Adam Haslett likes old-fashioned novels that take a sweeping look into the corners of society, using carefully imagined characters to explore the relationships between the rich and poor, the powerful and powerless, the good and the bad.
"The idea of the novelist in the world trying to tackle the complexity of contemporary life is something that I take seriously," Haslett says.
And his own debut novel, Union Atlantic, sometimes reads as if Haslett was listening into the private conversations that led to the economic collapse and the bank bailouts that followed.
Yet the remarkable fact is that Haslett finished the novel well before the real-life events took place. In the late '90s, Haslett was reading about the Federal Reserve and some of the economic problems that were just beginning to stir.
"It struck me that there were these people who had enormous amounts of power over the economy, the whole economy," Haslett says. "And yet we didn't really understand what they did, they weren't elected, people didn't have an opportunity to make anyone answer for anything. And, of course, it's easy to make a political judgment about that but as a novelist what I wanted to do was take the reader into those people's minds to find out for myself and then also maybe for the reader what drove people in those positions."
Haslett's first book, the collection of stories You Are Not a Stranger Here, was nominated for both the National Book Award and the Pulitzer Prize. For the follow-up, he came up with the story of a bank on the verge of failing due to a high-risk and highly irregular gamble by of one of its most arrogant and ambitious young lions, Doug Fanning. Stepping in to save the situation is Henry Graves, president of the New York Federal Reserve.
Sections of the book read almost as if they were transcripts of meetings between officials at New York's Fed and failing banks, including one scene in which Henry Graves tells bank officials that Union Atlantic will be allowed to fail rather than being bailed out — a bluff, as it turns out. But Haslett wrote that passage, and others like it, well before most Americans had any idea our major financial institutions could be so vulnerable. And Haslett sounds as surprised as anyone that his fiction dovetailed so neatly with reality.

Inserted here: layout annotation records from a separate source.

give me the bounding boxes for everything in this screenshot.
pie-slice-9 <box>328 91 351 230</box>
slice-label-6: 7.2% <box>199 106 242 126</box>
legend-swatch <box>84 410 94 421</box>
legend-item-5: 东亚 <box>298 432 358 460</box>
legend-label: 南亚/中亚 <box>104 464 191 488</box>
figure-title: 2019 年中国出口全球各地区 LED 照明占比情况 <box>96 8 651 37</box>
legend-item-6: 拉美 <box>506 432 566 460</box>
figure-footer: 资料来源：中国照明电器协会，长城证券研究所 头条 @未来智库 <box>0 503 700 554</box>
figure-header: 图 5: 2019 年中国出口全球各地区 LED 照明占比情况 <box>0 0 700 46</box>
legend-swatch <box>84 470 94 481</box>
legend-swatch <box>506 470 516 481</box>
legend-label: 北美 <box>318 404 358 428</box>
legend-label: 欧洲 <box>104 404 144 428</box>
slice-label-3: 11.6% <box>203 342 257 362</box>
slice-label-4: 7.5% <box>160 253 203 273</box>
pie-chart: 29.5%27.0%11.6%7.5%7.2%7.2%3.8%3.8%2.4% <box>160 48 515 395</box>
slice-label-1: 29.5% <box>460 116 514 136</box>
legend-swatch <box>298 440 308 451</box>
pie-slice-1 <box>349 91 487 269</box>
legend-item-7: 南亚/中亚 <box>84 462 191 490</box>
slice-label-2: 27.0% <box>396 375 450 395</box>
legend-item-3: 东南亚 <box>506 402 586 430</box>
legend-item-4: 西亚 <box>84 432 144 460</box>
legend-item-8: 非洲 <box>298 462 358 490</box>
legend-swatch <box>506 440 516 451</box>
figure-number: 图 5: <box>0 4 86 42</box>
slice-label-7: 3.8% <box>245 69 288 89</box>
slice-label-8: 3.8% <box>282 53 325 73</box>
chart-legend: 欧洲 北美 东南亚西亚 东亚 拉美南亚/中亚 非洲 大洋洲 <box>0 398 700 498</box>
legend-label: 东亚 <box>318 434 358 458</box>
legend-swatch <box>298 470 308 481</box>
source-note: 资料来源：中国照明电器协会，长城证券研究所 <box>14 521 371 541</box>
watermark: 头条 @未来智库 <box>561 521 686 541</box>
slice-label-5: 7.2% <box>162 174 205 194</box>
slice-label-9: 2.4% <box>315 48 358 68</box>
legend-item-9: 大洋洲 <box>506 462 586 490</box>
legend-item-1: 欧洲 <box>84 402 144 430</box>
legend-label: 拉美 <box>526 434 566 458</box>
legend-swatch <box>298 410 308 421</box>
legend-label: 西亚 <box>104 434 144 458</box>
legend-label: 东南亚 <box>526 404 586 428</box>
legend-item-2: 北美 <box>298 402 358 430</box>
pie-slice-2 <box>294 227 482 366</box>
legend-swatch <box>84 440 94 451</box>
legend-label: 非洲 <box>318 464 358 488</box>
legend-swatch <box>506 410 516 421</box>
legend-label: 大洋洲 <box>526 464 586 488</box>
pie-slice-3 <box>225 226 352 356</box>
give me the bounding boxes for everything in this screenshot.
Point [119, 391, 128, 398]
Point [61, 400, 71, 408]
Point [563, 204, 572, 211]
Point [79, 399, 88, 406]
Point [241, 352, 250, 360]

"It was an uncanny experience," he says. "The week I finished the manuscript and sent it off was the week that Lehman Brothers collapsed. And so I walked in and read the headlines and started reading about these meetings at the Fed in New York with the bankers and I thought to myself, 'Oh yeah, I wrote that scene a year ago.' So, I mean, I felt both scooped and validated at the same time — and a little disoriented."
Haslett says his concern for the book's reception quickly veered toward worry that Union Atlantic would be seen exclusively through the lens of the collapse.
"In a way I think it's about some broader cultural themes about the moral climate in the country and finance was the industry that I picked as a backdrop," he says.
To explore those larger cultural themes, Haslett created the character of Charlotte Graves, a retired history teacher and the sister of Fed chief Graves. Charlotte still lives in their family home, which is now falling apart around her. She is forced to defend not only her real estate but her most cherished beliefs and values when the rogue banker Doug Fanning buys the property next door, tears down the woods that have stood for centuries and builds a huge McMansion. As Fanning's banking career starts imploding, Charlotte wages a legal battle against him and his house.
She watches the world she values — and her emotional investment in her land — betrayed by Fanning. And she lashes out at her brother when he tries to convince her to back down.
"Take a step back for a moment, and look at what's going on in this country," Charlotte tells Henry. "Tell me I'm wrong to want to make a stand. You can't. Not without betraying language, and I think you're better than that."
Just as Charlotte believes in the power of language, so does Haslett. Fiction, he says, gives us the time to contemplate where we are headed.
"The world is so insanely complex and fast and distracting, and one of the things I think a good book can do is slow the reader's attention down a little bit and give them a chance to think through some of the consequences of these changes which otherwise are so quick that all you can do is react," Haslett says.
So is literature the answer?
"It's an ameliorative," Haslett says with a laugh. "I don't think it's an answer, I don't think it will solve our problems but I think how we pay attention to the world matters and if you can spend time inside an imaginative world then there's a calmness and an ability to think."